Using both of those wouldn't be spamming, not by any means in normal usage, but I wouldn't repeat them both as exact phrases in the title.

Macguru

4:00 am on May 2, 2002 (gmt 0)

WebmasterWorld Senior Member 10+ Year Member



>>my mind is drifting towards summer

*trying to keep drool away from my keyboard* :)

I think it's a good idea to focus on each page as separate identity. Some people think "Swimming trunks" and most "swim suits". Make a focused "swim suits" page with 'swim suits' and 3 or 4 other selling fluff words in apealing page title. Repeat "swim suits" in <H1> tag and in about 5% of <drool> body text. Make your pages between 100 and 200 words. It is a good idea to fill other zones like link text, bold text and alt with "swim suits". The document can also be saved as swim_suits.htm

Repeat on separate pages for "Swimming trunks", "swim suit" and <drool> watch it go.

mcguffin

4:06 am on May 2, 2002 (gmt 0)

10+ Year Member



Thanks Marcia, for the quick response.

If you wind up going with one keyphrase per title tag, how do you create enough decent content to fill all of these pages with minor keyphrase variations?

It seems like if I want to cover several keyphrase-similar terms, I have to be a whiz at generating unique and interesting content that doesn't repeat like a broken record (either in the eyes of the reader or a search engine).

Wow. I thought what I'd learned so far about web-copy writing was rough enough. Press releases seem to have a freer structure and format :)

Marcia

4:22 am on May 2, 2002 (gmt 0)

WebmasterWorld Senior Member 10+ Year Member



Adding a bit more, some will call them swim suits and others swimsuits, so it would be a good idea to emphasize one still include the other, and possibly use both forms in the page title.

>how do you create enough decent content to fill all of these pages with minor keyphrase variations?

If they're product pages, there really isn't that much needed; the product descriptions can use the words with variation a couple of times to get word count up a bit.
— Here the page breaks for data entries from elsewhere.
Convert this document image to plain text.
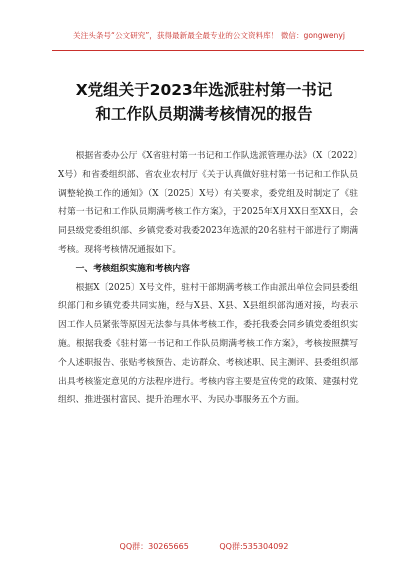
关注头条号“公文研究”，获得最新最全最专业的公文资料库！ 微信：gongwenyj
X党组关于2023年选派驻村第一书记
和工作队员期满考核情况的报告

根据省委办公厅《X省驻村第一书记和工作队选派管理办法》（X〔2022〕X号）和省委组织部、省农业农村厅《关于认真做好驻村第一书记和工作队员调整轮换工作的通知》（X〔2025〕X号）有关要求，委党组及时制定了《驻村第一书记和工作队员期满考核工作方案》，于2025年X月XX日至XX日，会同县级党委组织部、乡镇党委对我委2023年选派的20名驻村干部进行了期满考核。现将考核情况通报如下。

一、考核组织实施和考核内容

根据X〔2025〕X号文件，驻村干部期满考核工作由派出单位会同县委组织部门和乡镇党委共同实施，经与X县、X县、X县组织部沟通对接，均表示因工作人员紧张等原因无法参与具体考核工作，委托我委会同乡镇党委组织实施。根据我委《驻村第一书记和工作队员期满考核工作方案》，考核按照撰写个人述职报告、张贴考核预告、走访群众、考核述职、民主测评、县委组织部出具考核鉴定意见的方法程序进行。考核内容主要是宣传党的政策、建强村党组织、推进强村富民、提升治理水平、为民办事服务五个方面。

QQ群：30265665	QQ群:535304092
With regular text content, if the keyphrase variations are close enough (like the swimsuits example) and not overly competitive, you can try using them both.
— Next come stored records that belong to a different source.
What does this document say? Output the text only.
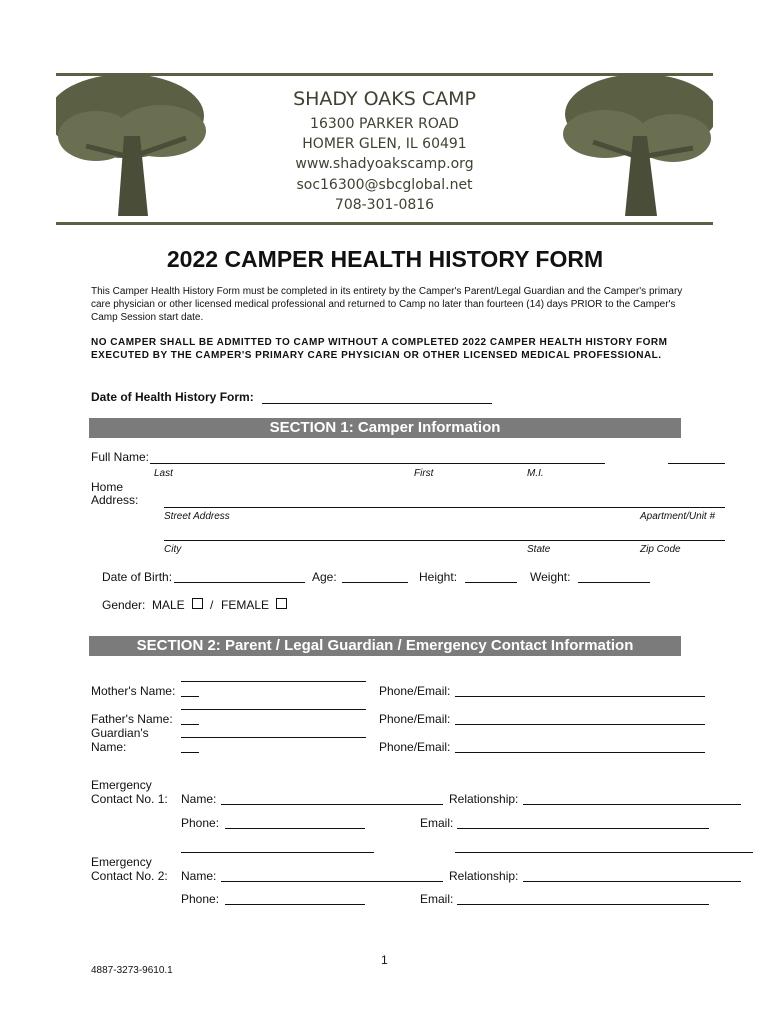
SHADY OAKS CAMP
16300 PARKER ROAD
HOMER GLEN, IL 60491
www.shadyoakscamp.org
soc16300@sbcglobal.net
708-301-0816
2022 CAMPER HEALTH HISTORY FORM
This Camper Health History Form must be completed in its entirety by the Camper's Parent/Legal Guardian and the Camper's primary care physician or other licensed medical professional and returned to Camp no later than fourteen (14) days PRIOR to the Camper's Camp Session start date.
NO CAMPER SHALL BE ADMITTED TO CAMP WITHOUT A COMPLETED 2022 CAMPER HEALTH HISTORY FORM EXECUTED BY THE CAMPER'S PRIMARY CARE PHYSICIAN OR OTHER LICENSED MEDICAL PROFESSIONAL.
Date of Health History Form:
SECTION 1: Camper Information
Full Name:
Last	First	M.I.
Home
Address:
Street Address	Apartment/Unit #
City	State	Zip Code
Date of Birth:	Age:	Height:	Weight:
Gender: MALE / FEMALE
SECTION 2: Parent / Legal Guardian / Emergency Contact Information
Mother's Name:	Phone/Email:
Father's Name:	Phone/Email:
Guardian's
Name:	Phone/Email:
Emergency
Contact No. 1: Name:	Relationship:
Phone:	Email:
Emergency
Contact No. 2: Name:	Relationship:
Phone:	Email:
1
4887-3273-9610.1
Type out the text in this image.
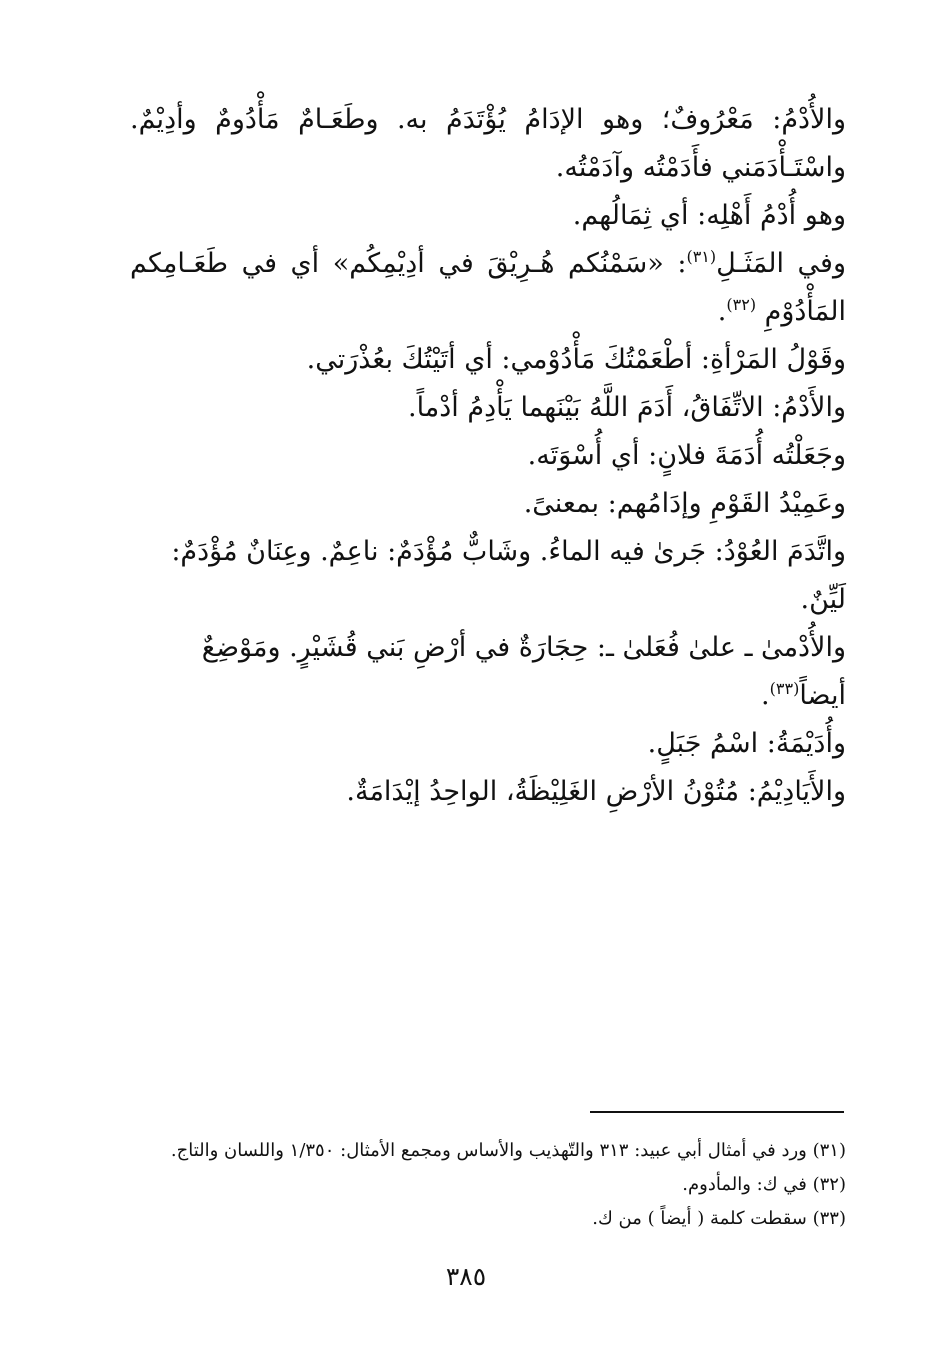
والأُدْمُ: مَعْرُوفٌ؛ وهو الإدَامُ يُؤْتَدَمُ به. وطَعَـامٌ مَأْدُومٌ وأدِيْمٌ. واسْتَـأْدَمَني فأَدَمْتُه وآدَمْتُه.

وهو أُدْمُ أَهْلِه: أي ثِمَالُهم.

وفي المَثَـلِ$^{(٣١)}$: «سَمْنُكم هُـرِيْقَ في أدِيْمِكُم» أي في طَعَـامِكم المَأْدُوْمِ $^{(٣٢)}$.

وقَوْلُ المَرْأةِ: أطْعَمْتُكَ مَأْدُوْمي: أي أتَيْتُكَ بعُذْرَتي.

والأَدْمُ: الاتِّفَاقُ، أَدَمَ اللَّهُ بَيْنَهما يَأْدِمُ أدْماً.

وجَعَلْتُه أُدَمَةَ فلانٍ: أي أُسْوَتَه.

وعَمِيْدُ القَوْمِ وإدَامُهم: بمعنىً.

واتَّدَمَ العُوْدُ: جَرىٰ فيه الماءُ. وشَابٌّ مُؤْدَمٌ: ناعِمٌ. وعِنَانٌ مُؤْدَمٌ: لَيِّنٌ.

والأُدْمىٰ ـ علىٰ فُعَلىٰ ـ: حِجَارَةٌ في أرْضِ بَني قُشَيْرٍ. ومَوْضِعٌ أيضاً$^{(٣٣)}$.

وأُدَيْمَةُ: اسْمُ جَبَلٍ.

والأَيَادِيْمُ: مُتُوْنُ الأرْضِ الغَلِيْظَةُ، الواحِدُ إيْدَامَةٌ.

(٣١) ورد في أمثال أبي عبيد: ٣١٣ والتّهذيب والأساس ومجمع الأمثال: ١/٣٥٠ واللسان والتاج.

(٣٢) في ك: والمأدوم.

(٣٣) سقطت كلمة ( أيضاً ) من ك.

٣٨٥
Where there are definite differences with different search terms for text pages it's not always easy. It can be hard to come up with enough content to fill a page, but it's not engraved in stone. Even getting up to 100 words including link text, titles and subtitles, can be a start and more can always be added, especially if you watch your logs and see "odd" search terms being used to find the pages on your site. The logs give good ideas for content and keyword development; it's coming up with enough to say that's the challenge.